Another way to filter out NA
values is to use the filter()
function in your pipeline. The function is.na()
returns a logical value of TRUE of FALSE. The operator !
means NOT, so the expression !is.na(height)
will return TRUE when the height value is present, and FALSE if absent. By combining this with filter()
we have the line filter(!is.na(height))
which will filter only the cases where we have height data (i.e., !is.na(height)
is TRUE).
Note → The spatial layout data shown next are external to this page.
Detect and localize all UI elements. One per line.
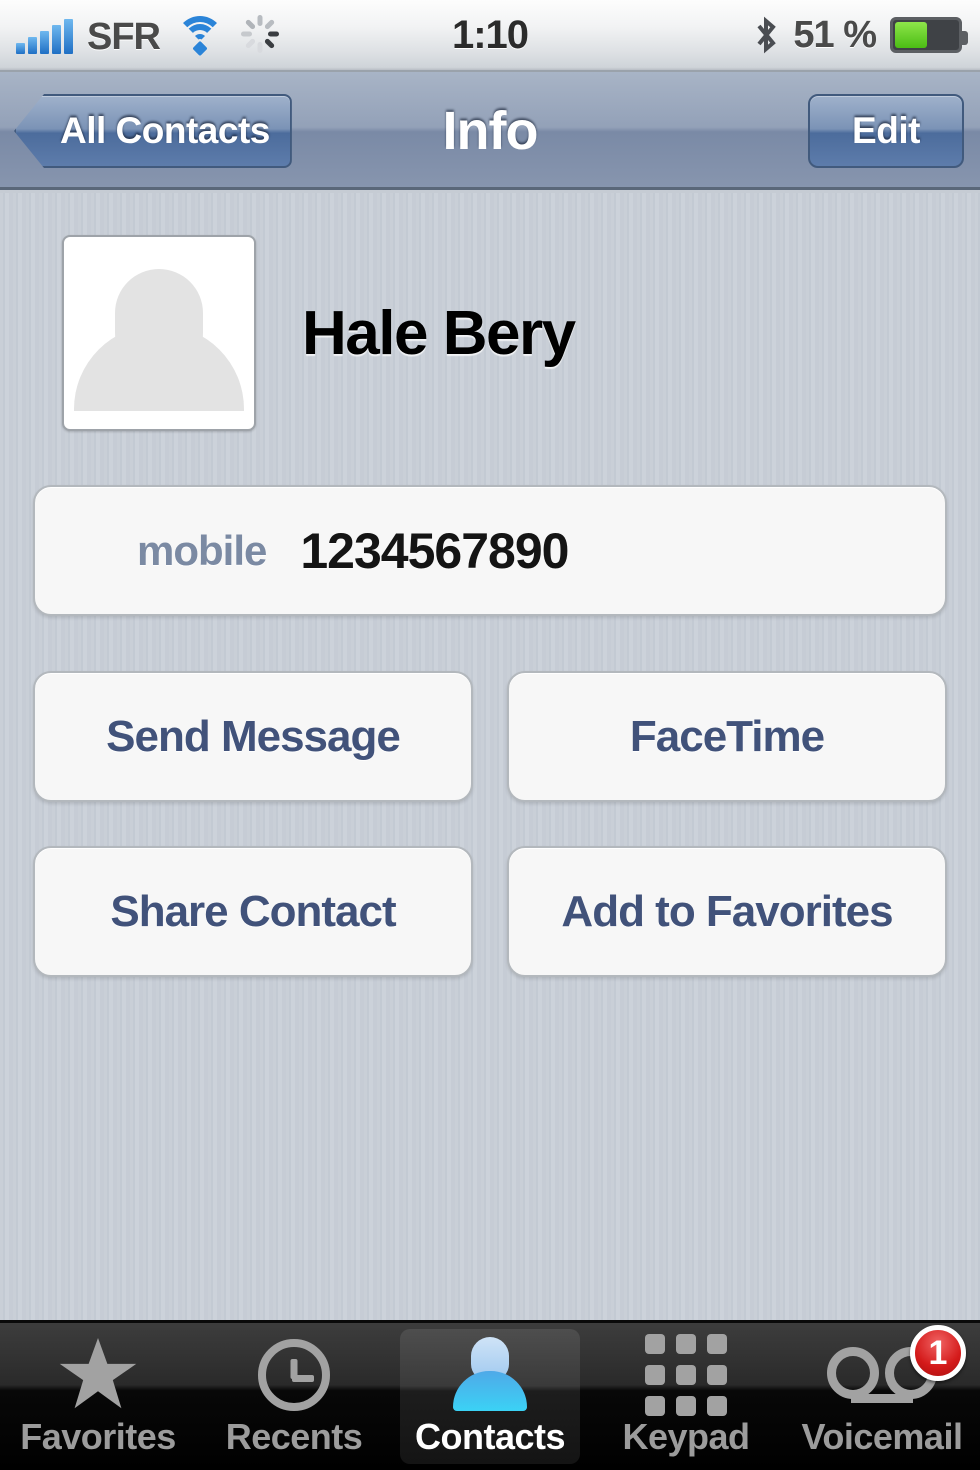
star-icon <box>59 1334 137 1416</box>
person-icon <box>452 1334 528 1416</box>
tab-bar: Favorites Recents Contacts Keypad 1 Voic… <box>0 1320 980 1470</box>
send-message-button[interactable]: Send Message <box>33 671 473 802</box>
person-placeholder-icon[interactable] <box>62 235 256 431</box>
tab-recents[interactable]: Recents <box>196 1323 392 1470</box>
keypad-grid-icon <box>645 1334 727 1416</box>
phone-number: 1234567890 <box>300 522 569 579</box>
bluetooth-icon <box>753 15 779 55</box>
tab-contacts[interactable]: Contacts <box>392 1323 588 1470</box>
voicemail-badge: 1 <box>910 1325 966 1381</box>
add-to-favorites-button[interactable]: Add to Favorites <box>507 846 947 977</box>
edit-button[interactable]: Edit <box>808 94 964 168</box>
tab-label-voicemail: Voicemail <box>801 1416 963 1457</box>
tab-voicemail[interactable]: 1 Voicemail <box>784 1323 980 1470</box>
tab-label-contacts: Contacts <box>414 1416 566 1457</box>
status-bar-clock: 1:10 <box>451 12 529 57</box>
tab-label-recents: Recents <box>225 1416 363 1457</box>
contact-header: Hale Bery <box>62 235 576 431</box>
action-row-2: Share Contact Add to Favorites <box>33 846 947 977</box>
battery-icon <box>890 17 968 53</box>
contact-name: Hale Bery <box>302 298 576 368</box>
tab-keypad[interactable]: Keypad <box>588 1323 784 1470</box>
phone-row[interactable]: mobile 1234567890 <box>33 485 947 616</box>
share-contact-button[interactable]: Share Contact <box>33 846 473 977</box>
contact-detail-content: Hale Bery mobile 1234567890 Send Message… <box>0 193 980 1320</box>
phone-label: mobile <box>137 526 267 574</box>
tab-favorites[interactable]: Favorites <box>0 1323 196 1470</box>
action-row-1: Send Message FaceTime <box>33 671 947 802</box>
tab-label-favorites: Favorites <box>20 1416 176 1457</box>
action-buttons: Send Message FaceTime Share Contact Add … <box>33 671 947 1021</box>
facetime-button[interactable]: FaceTime <box>507 671 947 802</box>
clock-icon <box>258 1334 330 1416</box>
status-bar: SFR 1:10 51 % <box>0 0 980 72</box>
navigation-bar: All Contacts Info Edit <box>0 72 980 190</box>
tab-label-keypad: Keypad <box>622 1416 750 1457</box>
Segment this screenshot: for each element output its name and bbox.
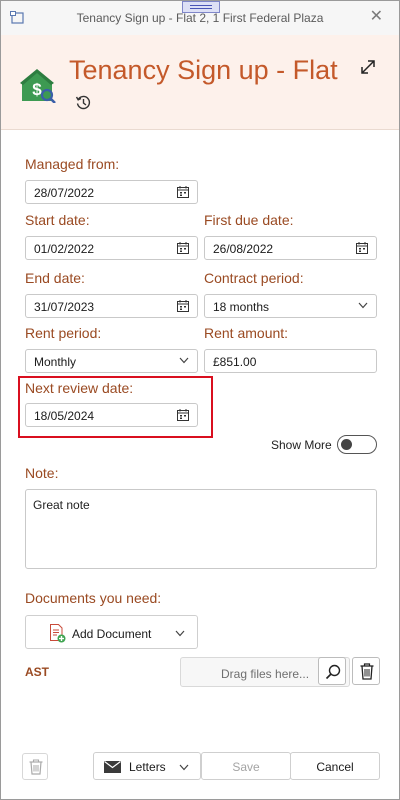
chevron-down-icon (358, 302, 368, 309)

So your code might look like this:
starwars %>%
filter(!is.na(height)) %>%
filter(species == "Human") %>%
summarise(mean_height = mean(height))
Replace the word mean
in the summarise()
line with median
. What other things can you replace it with? Hint: type ?summarise
in the console. What other summary information can you extract from this dataset?